WESTFIELD – A friendly wager over the Stanley Cup finals will benefit Stanley Park here with a new park bench but it also resulted in making friends for Stanley Park director Robert C. McKean and his counterpart in Vancouver.
“Stanley Park will reap benefits of the Boston Bruins win over the Vancouver Canucks and during this friendly wager we have made some great friends in the Northwest,” McKean said Friday.
His wager was with Malcolm Bromley, general manager of the Parks and Recreation Vancouver-BC-CA which also has a Stanley Park.
Immediately following Thursday’s Bruins win, Bromley emailed McKean “Terrific game and series, Bob. The Bruins really deserved to win with consistently solid play. thanks for initiating our friendly wager and hope we can do it again next year. We will be sending that well-deserved bench, enjoy it with pride!”
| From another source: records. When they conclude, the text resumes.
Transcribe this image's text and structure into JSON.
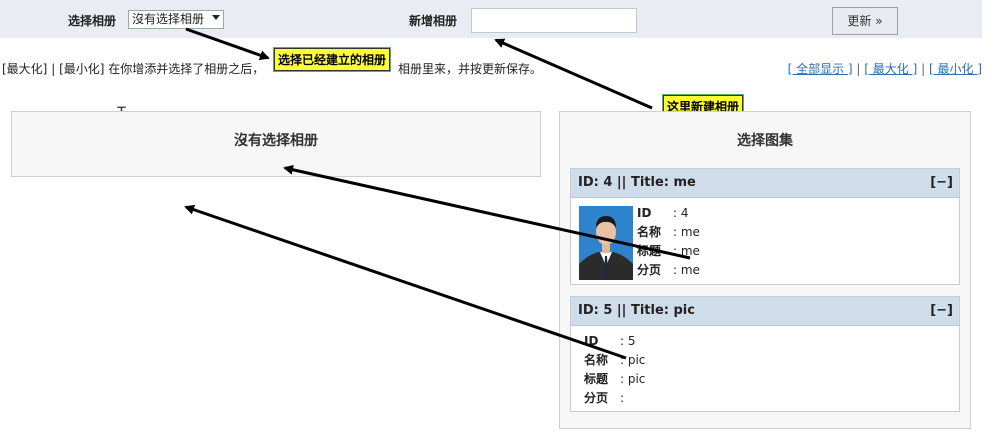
{
  "topbar": {
    "select_label": "选择相册",
    "select_value": "沒有选择相册",
    "new_label": "新增相册",
    "new_value": "",
    "update_button": "更新 »"
  },
  "info": {
    "maximize": "[最大化]",
    "sep": "|",
    "minimize": "[最小化]",
    "text": "在你增添并选择了相册之后，",
    "text_tail": "相册里来，并按更新保存。"
  },
  "right_links": {
    "show_all": "[ 全部显示 ]",
    "maximize": "[ 最大化 ]",
    "minimize": "[ 最小化 ]",
    "sep": "|"
  },
  "callouts": {
    "select_existing": "选择已经建立的相册",
    "create_here": "这里新建相册"
  },
  "left_panel": {
    "title": "沒有选择相册"
  },
  "right_panel": {
    "title": "选择图集",
    "cards": [
      {
        "header": "ID: 4 || Title: me",
        "toggle": "[−]",
        "rows": [
          {
            "k": "ID",
            "v": ": 4"
          },
          {
            "k": "名称",
            "v": ": me"
          },
          {
            "k": "标题",
            "v": ": me"
          },
          {
            "k": "分页",
            "v": ": me"
          }
        ]
      },
      {
        "header": "ID: 5 || Title: pic",
        "toggle": "[−]",
        "rows": [
          {
            "k": "ID",
            "v": ": 5"
          },
          {
            "k": "名称",
            "v": ": pic"
          },
          {
            "k": "标题",
            "v": ": pic"
          },
          {
            "k": "分页",
            "v": ":"
          }
        ]
      }
    ]
  }
}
“It was a lot of fun,” McKean said of the electronic communications back and forth during the past several weeks.
“We haven’t decided on where to place the park bench but we will find a nice place for it,” said McKean said. He said he expects delivery within the next two weeks.
McKean said he plans to submit a request to the Boston Bruins to bring the Stanley Cup to Stanley Park. “I’m hoping to convince them to do that and to send one of two players to meet with Westfield area residents,” he said.
In return for the bench, McKean is planning to acquire a “hockey stick, have as many people here sign it as possible and send it to Stanley Park in Vancouver.”
Despite the rioting reported in Vancouver following the Bruins win, McKean said communications between Stanley Park officials here and Bromley and his representatives “was very cordial. There was no sniping between us. The aftermath, what happened in Vancouver, takes away from the game.”
“This was a great experience and staff at both Stanley Parks are to be commended. the wager was made, and accepted, in the spirit of sportsmanship and good will,” McKean said.
McKean noted that Vancouver’s Stanley Park is named for Lord Stanley “as in Stanley Cup while Stanley Park of Westfield is named after Frank Stanley Beveridge who was originally from Nova Scotia, Ca.